Siehe auch: Autoritäre Politik – eine Denktradition des Bauernbundes – Mieming Transparent
Rechtfertigung der Untat durch Lügen
Der VfGH hat die Übertragung des Eigentums der Gemeinden an eigens gegründete Agrargemeinschaften als gesetzlos, rechts- und verfassungswidrig erkannt. Ausführender Täter war die von der Landesregierung beauftragte Agrarbehörde. Anträge der Nutznießer dienten der Landesverwaltung als Legitimation. Sie wusch gleichsam ihre Hände in Unschuld. Ein übles Spiel, bei dem Robin Hood als Pilatus auftrat. Nach 80 Jahren wäre es unangebracht, beschönigende Worte für dieses Fehlverhalten zu formulieren. Die Bevölkerung des Landes wurde belogen, als das Eigentum der Gemeinden den Agrargemeinschaften „zureguliert“ wurde. Ein Lügenkonvolut, ein Verwirrspiel der Behörden zieht sich wie ein roter Faden von 1945 bis heute durch die Tiroler Landesverwaltung. Es ist Stehgreiftheater, wesentlich bestimmt durch den Bauernbund, durch herausragende Einzeldarsteller, durch das TFLG und seine Novellen und 80 Jahre lang wohlwollend kommentiert durch die Tiroler Tageszeitung.
Die Landesverwaltung führt mit Unwahrheiten einen Krieg gegen den Rechtsstaat. Rechtsfriede kann erst dann eintreten, wenn Behörden und Beamte Unrecht und Ausmaß eingesehen haben und wenn dies im Rahmen des Möglichen wieder gut gemacht wurde. Rechtsfriede kann erst dann herrschen, wenn Landtagsabgeordnete, Bürgermeister und Gemeinderäte verinnerlicht haben, dass ihnen der Rock des Rechtsstaates näher sein muss als das Hemd ihnen nahestehender Agrargemeinschaften. Das ist ihre Verantwortung als gewählte Vertreter gegenüber der Allgemeinheit. Das ist ihr Gelöbnis.

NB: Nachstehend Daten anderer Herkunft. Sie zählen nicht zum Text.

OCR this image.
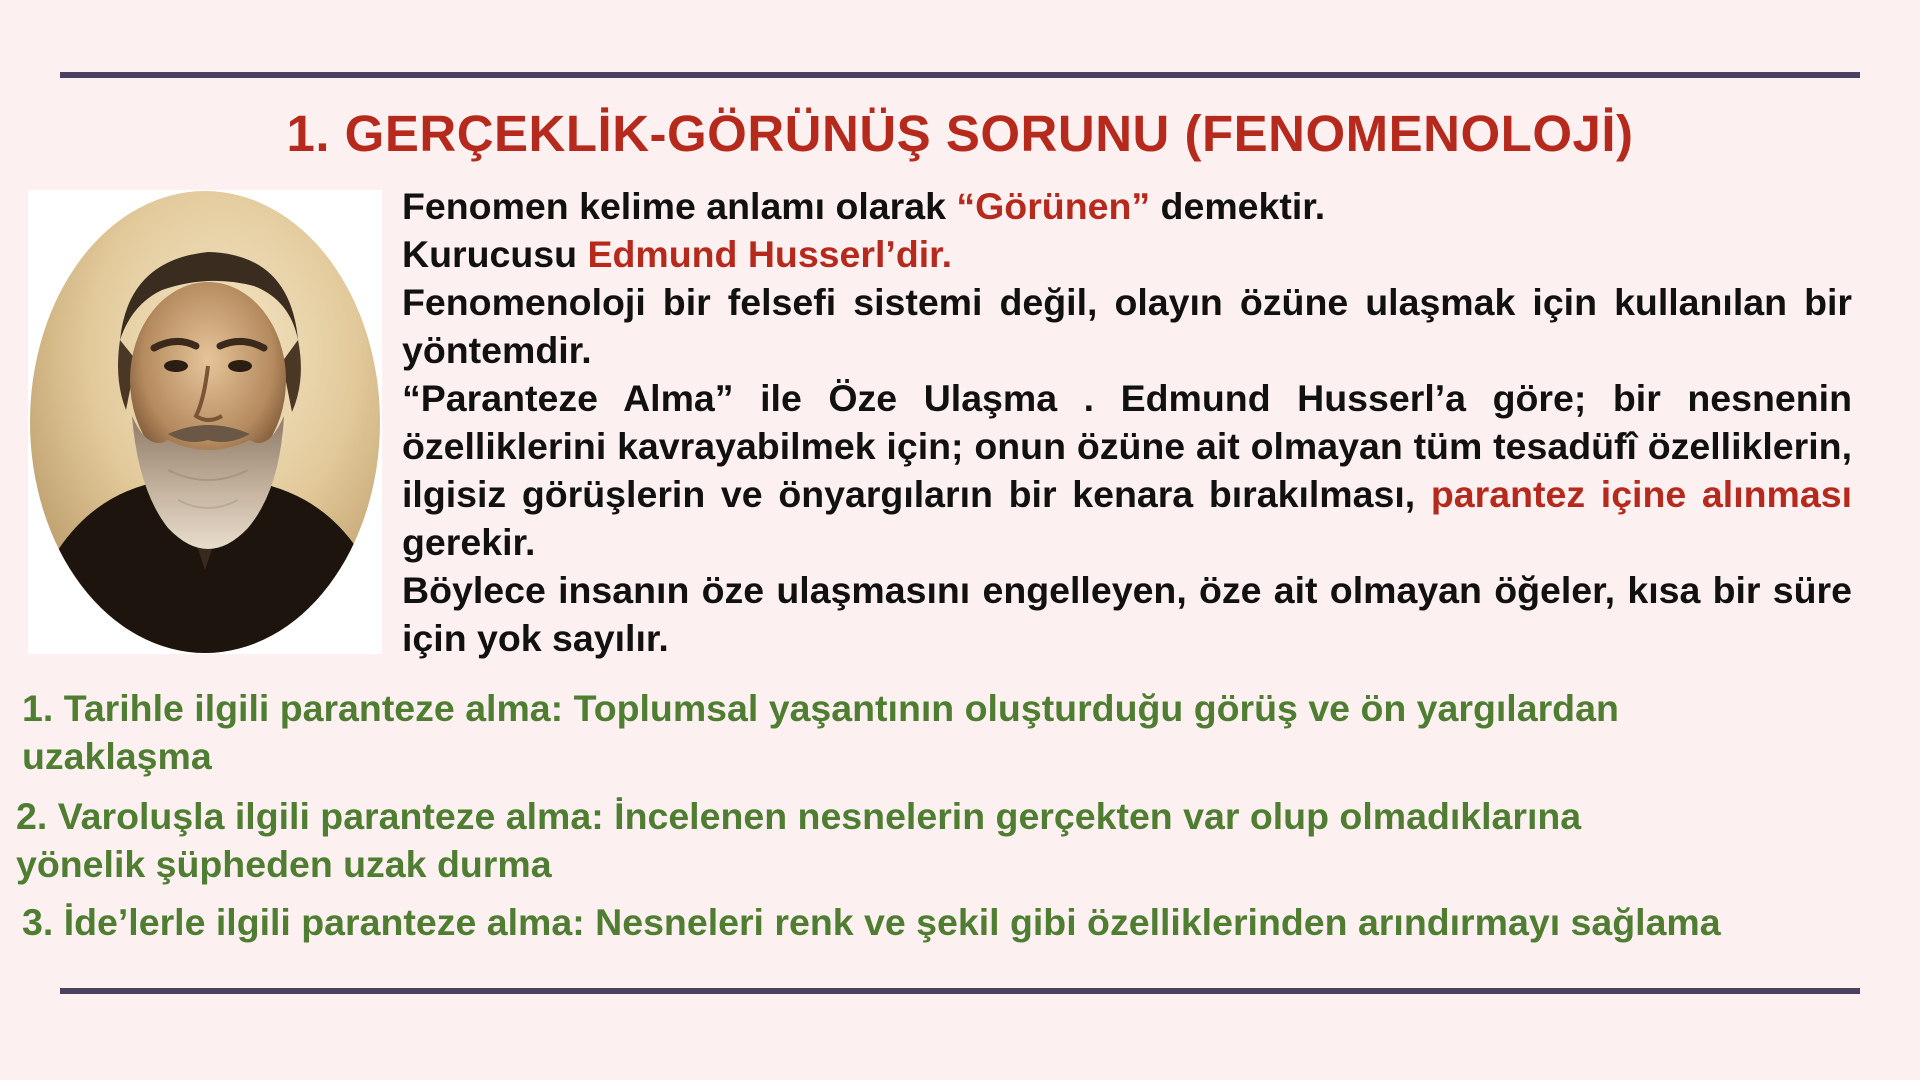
1. GERÇEKLİK-GÖRÜNÜŞ SORUNU (FENOMENOLOJİ)

Fenomen kelime anlamı olarak “Görünen” demektir.

Kurucusu Edmund Husserl’dir.

Fenomenoloji bir felsefi sistemi değil, olayın özüne ulaşmak için kullanılan bir yöntemdir.

“Paranteze Alma” ile Öze Ulaşma . Edmund Husserl’a göre; bir nesnenin özelliklerini kavrayabilmek için; onun özüne ait olmayan tüm tesadüfî özelliklerin, ilgisiz görüşlerin ve önyargıların bir kenara bırakılması, parantez içine alınması gerekir.

Böylece insanın öze ulaşmasını engelleyen, öze ait olmayan öğeler, kısa bir süre için yok sayılır.

1. Tarihle ilgili paranteze alma: Toplumsal yaşantının oluşturduğu görüş ve ön yargılardan
uzaklaşma

2. Varoluşla ilgili paranteze alma: İncelenen nesnelerin gerçekten var olup olmadıklarına
yönelik şüpheden uzak durma

3. İde’lerle ilgili paranteze alma: Nesneleri renk ve şekil gibi özelliklerinden arındırmayı sağlama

Der Beschluss eines einfachen Landesgesetzes zur Rückübertragung des Eigentums würde genügen.
Amt der Landesregierung formuliert die zentrale Unwahrheit selbst
Das Erkenntnis VfSlg 9336/1982 zitiert drei Absätze der Stellungnahme des Amtes der Tiroler Landesregierung, die alle nicht Abweichungen von bestehendem Recht – ausschließlich darum kann es vor dem VfGH gehen – mit rechtlichen Gegenargumenten begründen, sondern Vermutungen zu denkmöglichen historischen und agrarrechtlichen Entwicklungen anstellen und als Glaubensbekenntnis zur eigenen Rechtserfindung anzusehen sind.
Der VfGH hat die Einwendungen insgesamt nicht berücksichtigt, er hat sie „vom Tisch gewischt“. Die im zweiten Absatz zitierte Grundbuchsanlegung war nicht Gegenstand des Verfahrens und wurde daher auch nicht im Detail behandelt. Der hier zitierte Sachverhalt ist eine „Amts-Lüge“ und repräsentiert das gesamte Fehlverhalten des Landes Tirol zum Schaden der Gemeinden.

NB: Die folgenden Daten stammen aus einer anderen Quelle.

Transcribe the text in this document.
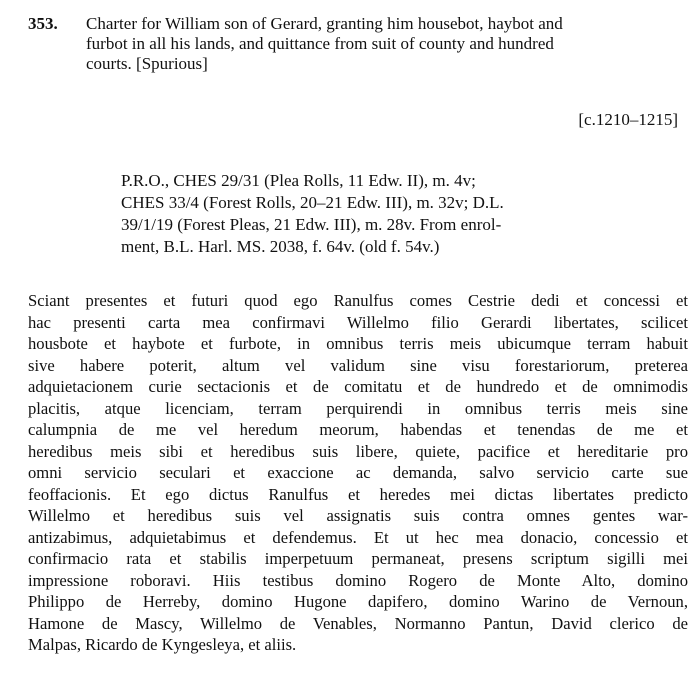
353. Charter for William son of Gerard, granting him housebot, haybot and
furbot in all his lands, and quittance from suit of county and hundred
courts. [Spurious]
[c.1210–1215]
P.R.O., CHES 29/31 (Plea Rolls, 11 Edw. II), m. 4v;
CHES 33/4 (Forest Rolls, 20–21 Edw. III), m. 32v; D.L.
39/1/19 (Forest Pleas, 21 Edw. III), m. 28v. From enrol-
ment, B.L. Harl. MS. 2038, f. 64v. (old f. 54v.)
Sciant presentes et futuri quod ego Ranulfus comes Cestrie dedi et concessi et
hac presenti carta mea confirmavi Willelmo filio Gerardi libertates, scilicet
housbote et haybote et furbote, in omnibus terris meis ubicumque terram habuit
sive habere poterit, altum vel validum sine visu forestariorum, preterea
adquietacionem curie sectacionis et de comitatu et de hundredo et de omnimodis
placitis, atque licenciam, terram perquirendi in omnibus terris meis sine
calumpnia de me vel heredum meorum, habendas et tenendas de me et
heredibus meis sibi et heredibus suis libere, quiete, pacifice et hereditarie pro
omni servicio seculari et exaccione ac demanda, salvo servicio carte sue
feoffacionis. Et ego dictus Ranulfus et heredes mei dictas libertates predicto
Willelmo et heredibus suis vel assignatis suis contra omnes gentes war-
antizabimus, adquietabimus et defendemus. Et ut hec mea donacio, concessio et
confirmacio rata et stabilis imperpetuum permaneat, presens scriptum sigilli mei
impressione roboravi. Hiis testibus domino Rogero de Monte Alto, domino
Philippo de Herreby, domino Hugone dapifero, domino Warino de Vernoun,
Hamone de Mascy, Willelmo de Venables, Normanno Pantun, David clerico de
Malpas, Ricardo de Kyngesleya, et aliis.
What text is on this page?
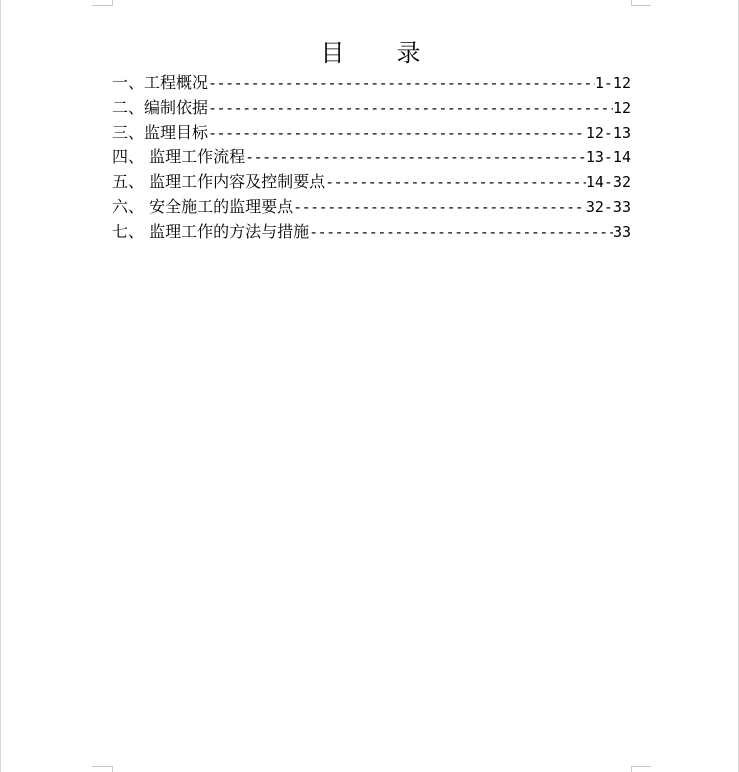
目 录
一、工程概况 -----	1-12
二、编制依据 -----	12
三、监理目标 -----	12-13
四、 监理工作流程 -----	13-14
五、 监理工作内容及控制要点 -----	14-32
六、 安全施工的监理要点 -----	32-33
七、 监理工作的方法与措施 -----	33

Rechtfertigungsversuch – angebliche rechtshistorische Entwicklung
„Der Ursprung ist das deutschrechtliche[4] genossenschaftliche Institut der gemeinsamen Nutzung (Allmende), die den jeweiligen Eigentümern berechtigter Höfe bzw. den Gemeindeangehörigen als Allmendnutzungsberechtigten zustand. Für diese gemeinschaftliche Nutzung haben sich eigene Gemeinschaften (Nachbarschaften, frühere ursprünglich selbständige Gemeinden) herausgebildet, die auch bei der Grundbuchsanlegung kraft ihres klar begrenzten Mitgliederkreises in der Regel vom übrigen Gemeindegut getrennt behandelt wurden. Sie gelten heute als Agrargemeinschaften. In vielen Gemeinden war jedoch die Gemeinde als solche, nämlich die alte sogenannte ‚Realgemeinde‘ als Nutzungsgemeinschaft Zuordnungspunkt dieser Nutzung. Dafür wurde dann der Begriff Gemeindegut verwendet …
Zentrale Unwahrheit – Gutdünken eines Einzelbeamten
Bei der Grundbuchsanlegung wurde einmal die Gemeinde, dann wieder eine Nachbarschaft, eine Fraktion, eine Interessentschaft, die Katastralgemeinde oder die Berechtigten als Miteigentümer eingetragen. Es lag allein im Gutdünken des zuständigen Grundbuchsbeamten, welchen Ausdruck er verwendete. Da die tatsächliche Nutzung weiterhin gemäß der alten Übung erfolgte, war es für den Berechtigten in wirtschaftlicher Hinsicht gleichgültig, ob seine Bedürfnisse an Holzbezugs- und Weidemöglichkeiten durch die Mitgliedschaft zur Nachbarschaft, zu einer Interessentschaft oder durch eine Gemeindegutsnutzung gedeckt wurde.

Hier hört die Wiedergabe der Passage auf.